Burke County residents sleep in their cars overnight at food distribution site
“With prices in the grocery stores and even with gas going down with everything so high, people are still struggling.”
MORGANTON, N.C. (WBTV) - With the highest level of inflation we’ve seen in decades, it’s making it harder and harder for families to make ends meet. Lines at food distribution centers in our area are wrapping around the building. In Morganton, many people slept in their cars just to be the first in line to get some much-needed food.
Dozens of volunteers have been at the distribution site all afternoon Tuesday and into the night trying to load boxes of food into hundreds and hundreds of cars. And it’s not just a donation of convince. In some cases, it’s a matter of life and death.
It’s been a long, hot day for these volunteers. But every open trunk means another empty belly, so they push through it.
Overcoming the heat and exhaustion they’re here to help. A look at what still lays ahead just makes them work harder. And there’s plenty of work to go around.
“The need seems to be greater and greater every week.” one volunteer said.
The Outreach Center has been passing out food for those in the community who are struggling.
On Tuesday, two truckloads worth were supplied by Second Harvest. Through the pandemic and into inflation many folks around Burke County just can’t seem to get their feet under them.
“It would be hard to survive,” said one person standing in line.

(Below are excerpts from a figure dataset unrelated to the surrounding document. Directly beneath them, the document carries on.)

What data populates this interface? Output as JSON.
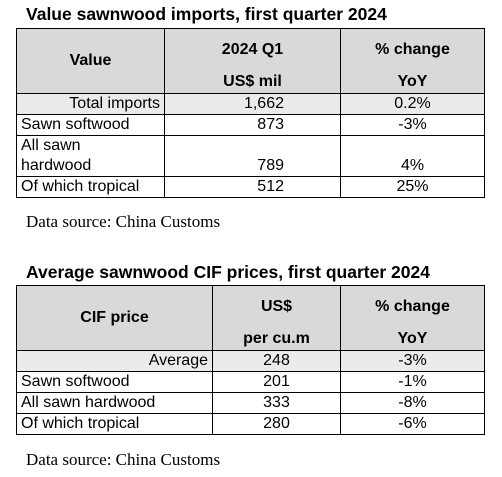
{
  "table1": {
    "title": "Value sawnwood imports, first quarter 2024",
    "headers": {
      "col1": "Value",
      "col2_top": "2024 Q1",
      "col2_bottom": "US$ mil",
      "col3_top": "% change",
      "col3_bottom": "YoY"
    },
    "rows": [
      {
        "label": "Total imports",
        "value": "1,662",
        "change": "0.2%"
      },
      {
        "label": "Sawn softwood",
        "value": "873",
        "change": "-3%"
      },
      {
        "label_line1": "All sawn",
        "label_line2": "hardwood",
        "value": "789",
        "change": "4%"
      },
      {
        "label": "Of which tropical",
        "value": "512",
        "change": "25%"
      }
    ],
    "source": "Data source: China Customs"
  },
  "table2": {
    "title": "Average sawnwood CIF prices, first quarter 2024",
    "headers": {
      "col1": "CIF price",
      "col2_top": "US$",
      "col2_bottom": "per cu.m",
      "col3_top": "% change",
      "col3_bottom": "YoY"
    },
    "rows": [
      {
        "label": "Average",
        "value": "248",
        "change": "-3%"
      },
      {
        "label": "Sawn softwood",
        "value": "201",
        "change": "-1%"
      },
      {
        "label": "All sawn hardwood",
        "value": "333",
        "change": "-8%"
      },
      {
        "label": "Of which tropical",
        "value": "280",
        "change": "-6%"
      }
    ],
    "source": "Data source: China Customs"
  },
  "colors": {
    "header_bg": "#d9d9d9",
    "highlight_row_bg": "#ebebeb"
  }
}
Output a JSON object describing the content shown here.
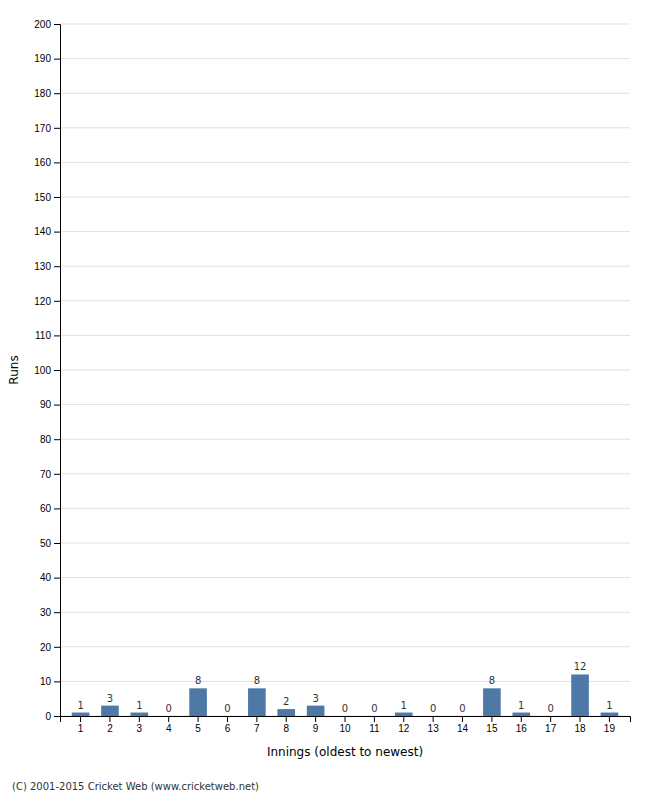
{
  "chart_data": {
    "type": "bar",
    "xlabel": "Innings (oldest to newest)",
    "ylabel": "Runs",
    "categories": [
      1,
      2,
      3,
      4,
      5,
      6,
      7,
      8,
      9,
      10,
      11,
      12,
      13,
      14,
      15,
      16,
      17,
      18,
      19
    ],
    "values": [
      1,
      3,
      1,
      0,
      8,
      0,
      8,
      2,
      3,
      0,
      0,
      1,
      0,
      0,
      8,
      1,
      0,
      12,
      1
    ],
    "ylim": [
      0,
      200
    ],
    "yticks": [
      0,
      10,
      20,
      30,
      40,
      50,
      60,
      70,
      80,
      90,
      100,
      110,
      120,
      130,
      140,
      150,
      160,
      170,
      180,
      190,
      200
    ],
    "grid": true,
    "data_labels": true,
    "annotations": [
      "(C) 2001-2015 Cricket Web (www.cricketweb.net)"
    ]
  }
}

Hundreds of cars lined up to get the basics many simply can’t afford. Many were here way before volunteers even showed up.
“Some people come at five o’clock the day before and just spend the night in their car.”
Kim Michaels runs the show here coordinating workers and making sure food shows up where it needs to.
“With prices in the grocery stores and even with gas going down with everything so high, people are still struggling,” Michaels told WBTV’s Ron Lee.
Charity brought her youth group who’s getting a lesson in sweat equity when it comes to helping out those who need it.
“A little bit of sweat it’s worth seeing a smile on somebody’s face knowing they’ll get food for the week,” she said.
“I think it’s a great thing. I think it helps a lot of people out in the community,” said another person waiting for food.
For some out here, these boxes of food aren’t just appreciated, they’re a matter of life or death.
“Without this, I wouldn’t be able to survive.”
Maryanne Forte went through a liver and kidney transplant. She had to make a choice, food, or life-saving medications.
“It’s God’s gift to everyone here. These people are amazing.”
Whether it be angels on Earth, or just good people wanting to make a difference, volunteers here live and work by a simple creed:
“No one has to go hungry in Burke County,” said Sandy Dale.